Publication date: Available online 3 September 2018
Source: Injury
Author(s): Mohamed A.K.B. Rached, John G. Gaudet, Cecile Delhumeau, Bernhard Walder
Abstract
Introduction
The subscale motor score of Glasgow Coma Scale (msGCS) and the abbreviated injury score of head region (HAIS) are validated prognostic factors in traumatic brain injury (TBI). The aim was to compare the prognostic performance of a HAIS-based prediction model including HAIS, pupil reactivity and age, and the reference prediction model including msGCS in emergency department (ED), pupil reactivity and age.
Methods
Secondary analysis of a prospective epidemiological study including patients after severe TBI (HAIS > 3) with follow-up from the time of accident until 14 days or earlier death was performed in Switzerland. Performance of prediction, based on accuracy of discrimination [area under the receiver-operating curve (AUROC)], calibration (Hosmer-Lemeshow test) and validity (bootstrapping with 2000 repetitions to correct) for optimism of the two prediction models were investigated.

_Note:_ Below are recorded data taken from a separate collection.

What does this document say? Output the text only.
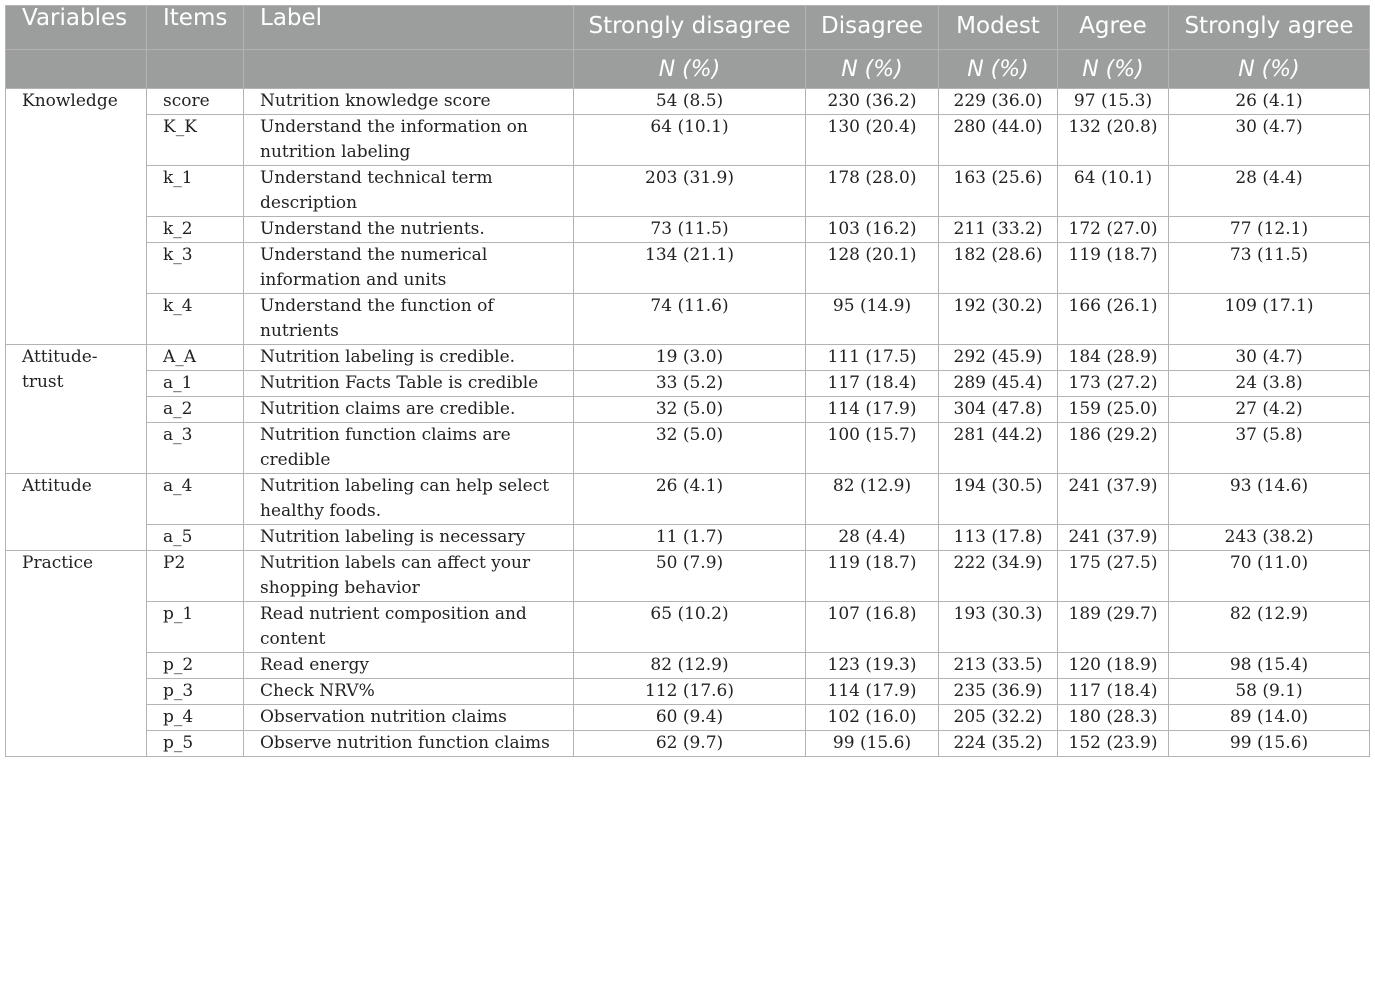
Variables	Items	Label	Strongly disagree	Disagree	Modest	Agree	Strongly agree
			N (%)	N (%)	N (%)	N (%)	N (%)
Knowledge	score	Nutrition knowledge score	54 (8.5)	230 (36.2)	229 (36.0)	97 (15.3)	26 (4.1)
	K_K	Understand the information on nutrition labeling	64 (10.1)	130 (20.4)	280 (44.0)	132 (20.8)	30 (4.7)
	k_1	Understand technical term description	203 (31.9)	178 (28.0)	163 (25.6)	64 (10.1)	28 (4.4)
	k_2	Understand the nutrients.	73 (11.5)	103 (16.2)	211 (33.2)	172 (27.0)	77 (12.1)
	k_3	Understand the numerical information and units	134 (21.1)	128 (20.1)	182 (28.6)	119 (18.7)	73 (11.5)
	k_4	Understand the function of nutrients	74 (11.6)	95 (14.9)	192 (30.2)	166 (26.1)	109 (17.1)
Attitude-trust	A_A	Nutrition labeling is credible.	19 (3.0)	111 (17.5)	292 (45.9)	184 (28.9)	30 (4.7)
	a_1	Nutrition Facts Table is credible	33 (5.2)	117 (18.4)	289 (45.4)	173 (27.2)	24 (3.8)
	a_2	Nutrition claims are credible.	32 (5.0)	114 (17.9)	304 (47.8)	159 (25.0)	27 (4.2)
	a_3	Nutrition function claims are credible	32 (5.0)	100 (15.7)	281 (44.2)	186 (29.2)	37 (5.8)
Attitude	a_4	Nutrition labeling can help select healthy foods.	26 (4.1)	82 (12.9)	194 (30.5)	241 (37.9)	93 (14.6)
	a_5	Nutrition labeling is necessary	11 (1.7)	28 (4.4)	113 (17.8)	241 (37.9)	243 (38.2)
Practice	P2	Nutrition labels can affect your shopping behavior	50 (7.9)	119 (18.7)	222 (34.9)	175 (27.5)	70 (11.0)
	p_1	Read nutrient composition and content	65 (10.2)	107 (16.8)	193 (30.3)	189 (29.7)	82 (12.9)
	p_2	Read energy	82 (12.9)	123 (19.3)	213 (33.5)	120 (18.9)	98 (15.4)
	p_3	Check NRV%	112 (17.6)	114 (17.9)	235 (36.9)	117 (18.4)	58 (9.1)
	p_4	Observation nutrition claims	60 (9.4)	102 (16.0)	205 (32.2)	180 (28.3)	89 (14.0)
	p_5	Observe nutrition function claims	62 (9.7)	99 (15.6)	224 (35.2)	152 (23.9)	99 (15.6)
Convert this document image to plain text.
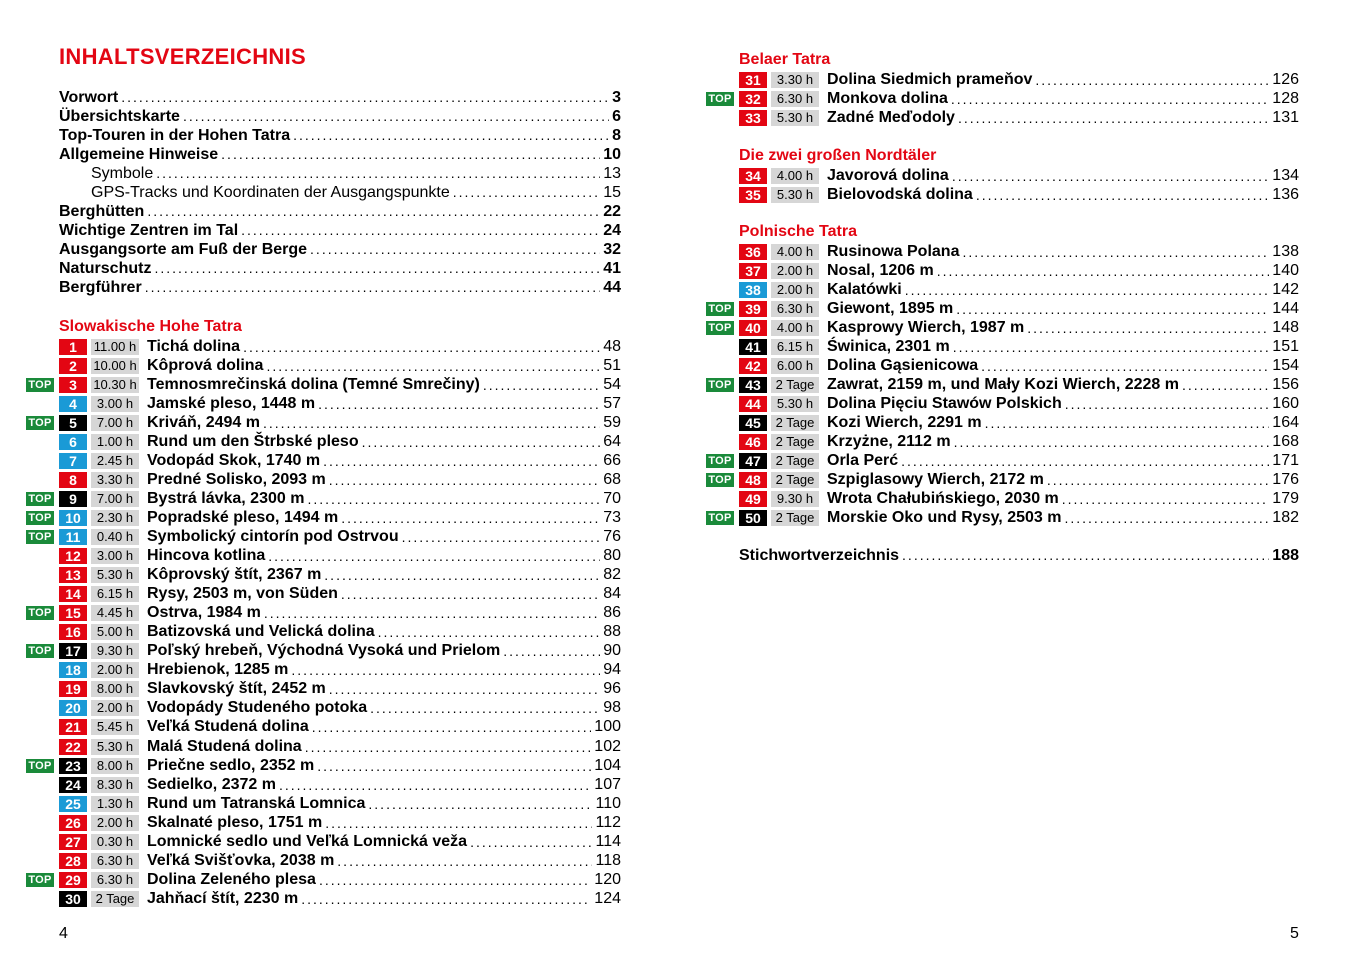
INHALTSVERZEICHNIS
Vorwort .....	3
Übersichtskarte .....	6
Top-Touren in der Hohen Tatra .....	8
Allgemeine Hinweise .....	10
Symbole .....	13
GPS-Tracks und Koordinaten der Ausgangspunkte .....	15
Berghütten .....	22
Wichtige Zentren im Tal .....	24
Ausgangsorte am Fuß der Berge .....	32
Naturschutz .....	41
Bergführer .....	44
Slowakische Hohe Tatra
1	11.00 h Tichá dolina .....	48
2	10.00 h Kôprová dolina .....	51
TOP	3	10.30 h Temnosmrečinská dolina (Temné Smrečiny) .....	54
4	3.00 h Jamské pleso, 1448 m .....	57
TOP	5	7.00 h Kriváň, 2494 m .....	59
6	1.00 h Rund um den Štrbské pleso .....	64
7	2.45 h Vodopád Skok, 1740 m .....	66
8	3.30 h Predné Solisko, 2093 m .....	68
TOP	9	7.00 h Bystrá lávka, 2300 m .....	70
TOP 10	2.30 h Popradské pleso, 1494 m .....	73
TOP 11	0.40 h Symbolický cintorín pod Ostrvou .....	76
12	3.00 h Hincova kotlina .....	80
13	5.30 h Kôprovský štít, 2367 m .....	82
14	6.15 h Rysy, 2503 m, von Süden .....	84
TOP 15	4.45 h Ostrva, 1984 m .....	86
16	5.00 h Batizovská und Velická dolina .....	88
TOP 17	9.30 h Poľský hrebeň, Východná Vysoká und Prielom .....	90
18	2.00 h Hrebienok, 1285 m .....	94
19	8.00 h Slavkovský štít, 2452 m .....	96
20	2.00 h Vodopády Studeného potoka .....	98
21	5.45 h Veľká Studená dolina .....	100
22	5.30 h Malá Studená dolina .....	102
TOP 23	8.00 h Priečne sedlo, 2352 m .....	104
24	8.30 h Sedielko, 2372 m .....	107
25	1.30 h Rund um Tatranská Lomnica .....	110
26	2.00 h Skalnaté pleso, 1751 m .....	112
27	0.30 h Lomnické sedlo und Veľká Lomnická veža .....	114
28	6.30 h Veľká Svišťovka, 2038 m .....	118
TOP 29	6.30 h Dolina Zeleného plesa .....	120
30	2 Tage Jahňací štít, 2230 m .....	124
4
Belaer Tatra
31	3.30 h Dolina Siedmich prameňov .....	126
TOP 32	6.30 h Monkova dolina .....	128
33	5.30 h Zadné Meďodoly .....	131
Die zwei großen Nordtäler
34	4.00 h Javorová dolina .....	134
35	5.30 h Bielovodská dolina .....	136
Polnische Tatra
36	4.00 h Rusinowa Polana .....	138
37	2.00 h Nosal, 1206 m .....	140
38	2.00 h Kalatówki .....	142
TOP 39	6.30 h Giewont, 1895 m .....	144
TOP 40	4.00 h Kasprowy Wierch, 1987 m .....	148
41	6.15 h Świnica, 2301 m .....	151
42	6.00 h Dolina Gąsienicowa .....	154
TOP 43	2 Tage Zawrat, 2159 m, und Mały Kozi Wierch, 2228 m .....	156
44	5.30 h Dolina Pięciu Stawów Polskich .....	160
45	2 Tage Kozi Wierch, 2291 m .....	164
46	2 Tage Krzyżne, 2112 m .....	168
TOP 47	2 Tage Orla Perć .....	171
TOP 48	2 Tage Szpiglasowy Wierch, 2172 m .....	176
49	9.30 h Wrota Chałubińskiego, 2030 m .....	179
TOP 50	2 Tage Morskie Oko und Rysy, 2503 m .....	182
Stichwortverzeichnis .....	188
5
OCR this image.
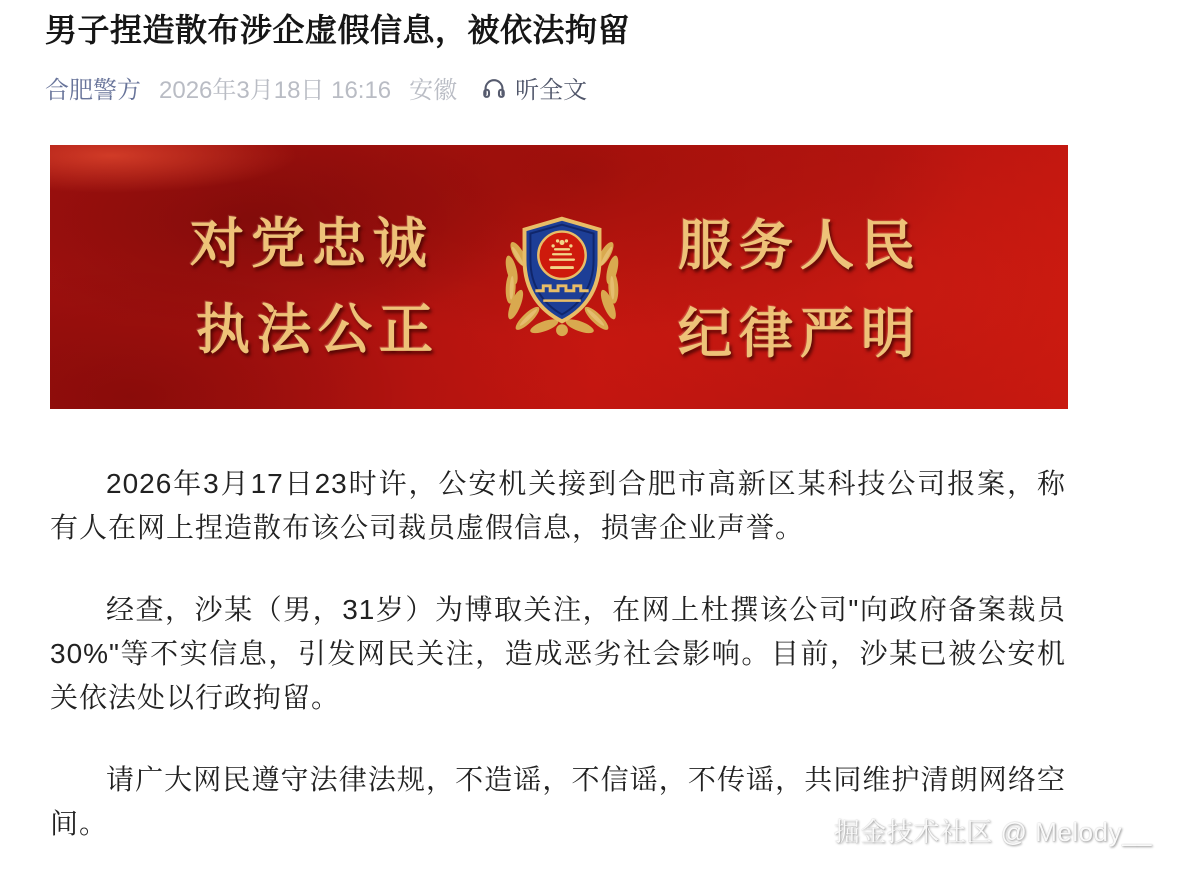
男子捏造散布涉企虚假信息，被依法拘留
合肥警方 2026年3月18日 16:16 安徽 听全文
对党忠诚
执法公正
服务人民
纪律严明

2026年3月17日23时许，公安机关接到合肥市高新区某科技公司报案，称有人在网上捏造散布该公司裁员虚假信息，损害企业声誉。

经查，沙某（男，31岁）为博取关注，在网上杜撰该公司"向政府备案裁员30%"等不实信息，引发网民关注，造成恶劣社会影响。目前，沙某已被公安机关依法处以行政拘留。

请广大网民遵守法律法规，不造谣，不信谣，不传谣，共同维护清朗网络空间。	掘金技术社区 @ Melody__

A non-inferiority approach was performed and an a priori threshold for important differences was established.
Results
The cohort included 808 patients [median age 56 {inter-quartile range (IQR) 33-71}, median motor part of GCS in ED 1 (1-6), abnormal pupil reactivity 29.0%] with a death rate of 29.7% at 14 days. The accuracy of discrimination was similar (AUROC HAIS-based prediction model: 0.839; AUROC msGCS-based prediction model: 0.826, difference of the 2 AUROC 0.013 (-0.007 - 0.037). A similar calibration was observed (Hosmer-Lemeshow X2 11.64, p = 0.168 vs. Hosmer-Lemeshow X2 8.66, p = 0.372). Internal validity of HAIS-based prediction model was high (optimism corrected AUROC: 0.837).
Conclusions
Performance of prediction for short-term mortality after severe TBI with HAIS-based prediction model was non-inferior to reference prediction model using msGCS as predictor.